Malgré les nombreuses objections sur certains éléments du texte, le Conseil de l’UE va poursuivre au premier semestre de 2023, sous Présidence suédoise du Conseil, les négociations sur la proposition concernant l’utilisation durable des pesticides, ont souligné les ministres européens de l’Agriculture lundi 12 décembre à Bruxelles.
« Nous sommes pleinement conscients des préoccupations majeures découlant de la guerre en Ukraine, mais je tiens à dire une fois de plus que si nous ne nous attaquons pas aux dommages causés par l’utilisation actuelle des pesticides, nous mettrons, de fait, notre santé en danger », a mis en garde la commissaire européenne à la Santé, Stella Kyriakides, après que les États membres ont une nouvelle fois réclamé une étude d’impact supplémentaire sur la proposition de règlement sur l’usage durable des pesticides (EUROPE 13081/9).
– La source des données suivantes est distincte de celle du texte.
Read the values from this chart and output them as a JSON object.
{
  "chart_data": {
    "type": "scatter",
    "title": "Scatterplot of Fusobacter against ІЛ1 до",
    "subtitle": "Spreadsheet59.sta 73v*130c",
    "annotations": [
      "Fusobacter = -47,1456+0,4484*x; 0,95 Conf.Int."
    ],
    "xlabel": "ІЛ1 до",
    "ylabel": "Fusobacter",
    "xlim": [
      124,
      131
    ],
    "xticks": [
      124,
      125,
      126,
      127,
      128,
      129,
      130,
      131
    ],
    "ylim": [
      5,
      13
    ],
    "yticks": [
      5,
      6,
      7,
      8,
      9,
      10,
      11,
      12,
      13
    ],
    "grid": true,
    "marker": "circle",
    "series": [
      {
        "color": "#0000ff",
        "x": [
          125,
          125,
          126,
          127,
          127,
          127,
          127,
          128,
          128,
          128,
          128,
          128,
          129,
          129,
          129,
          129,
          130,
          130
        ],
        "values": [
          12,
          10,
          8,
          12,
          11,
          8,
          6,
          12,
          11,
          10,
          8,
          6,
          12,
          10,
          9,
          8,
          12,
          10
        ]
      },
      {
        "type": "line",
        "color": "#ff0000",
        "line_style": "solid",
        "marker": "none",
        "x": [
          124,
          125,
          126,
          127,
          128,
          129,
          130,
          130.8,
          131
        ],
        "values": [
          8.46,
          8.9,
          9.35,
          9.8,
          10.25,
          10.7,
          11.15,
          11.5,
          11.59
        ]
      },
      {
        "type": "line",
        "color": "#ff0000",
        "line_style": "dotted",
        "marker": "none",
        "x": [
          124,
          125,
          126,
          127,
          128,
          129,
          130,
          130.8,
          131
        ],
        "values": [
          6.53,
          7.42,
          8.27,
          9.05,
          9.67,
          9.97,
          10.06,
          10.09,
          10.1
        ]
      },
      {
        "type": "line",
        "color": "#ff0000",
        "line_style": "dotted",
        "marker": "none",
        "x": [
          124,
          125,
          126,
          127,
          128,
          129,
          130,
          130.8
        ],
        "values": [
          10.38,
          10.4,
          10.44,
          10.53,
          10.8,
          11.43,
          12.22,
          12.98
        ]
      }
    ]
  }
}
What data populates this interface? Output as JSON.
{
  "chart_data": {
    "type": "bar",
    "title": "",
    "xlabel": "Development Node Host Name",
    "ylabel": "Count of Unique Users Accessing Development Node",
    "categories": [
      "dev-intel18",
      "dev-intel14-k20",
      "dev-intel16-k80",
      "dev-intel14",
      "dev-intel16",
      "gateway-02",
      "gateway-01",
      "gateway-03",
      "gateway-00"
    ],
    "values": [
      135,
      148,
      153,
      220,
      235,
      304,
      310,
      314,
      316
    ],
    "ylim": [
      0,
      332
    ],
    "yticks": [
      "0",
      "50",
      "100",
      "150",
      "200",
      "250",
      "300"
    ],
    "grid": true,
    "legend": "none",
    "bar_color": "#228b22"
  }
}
Le Conseil de l’UE adoptera le 19 décembre une décision demandant à la Commission de fournir des données sur l’impact de la proposition, au plus tard six mois après l’entrée en vigueur de la décision. Les États souhaitent connaître les conséquences de la réduction de l’usage des pesticides pour la disponibilité et le prix des aliments dans l’Union, y compris l’alimentation animale. Ils demandent d’évaluer l’impact sur les rendements, la possibilité d’une dépendance accrue à l'égard des importations ou encore le risque d’introduction et de diffusion d’organismes nuisibles.
À ce sujet, la commissaire Kyriakides a annoncé que la Commission examinerait « très attentivement la demande du Conseil pour décider de la suite à lui donner ».
« On peut à la fois avancer sur l’étude d’impact et continuer d’avancer sur le règlement », a estimé Marc Fesneau, le ministre français. La France avait demandé des éléments de complément, notamment sur les zones sensibles, et non une étude d’impact, a-t-il souligné. De nombreux ministres ont protesté contre le projet d’interdire tous les pesticides dans les zones sensibles.
Pour l’Allemagne, il est important d’avancer sans retard et sans interruption dans les négociations.
Luis Planas, le ministre espagnol, a estimé que le calendrier sera chamboulé en raison de la demande du Conseil d'une étude d’impact supplémentaire. L’Italie a réclamé une telle étude pour tenir compte notamment des effets sur les prix des aliments.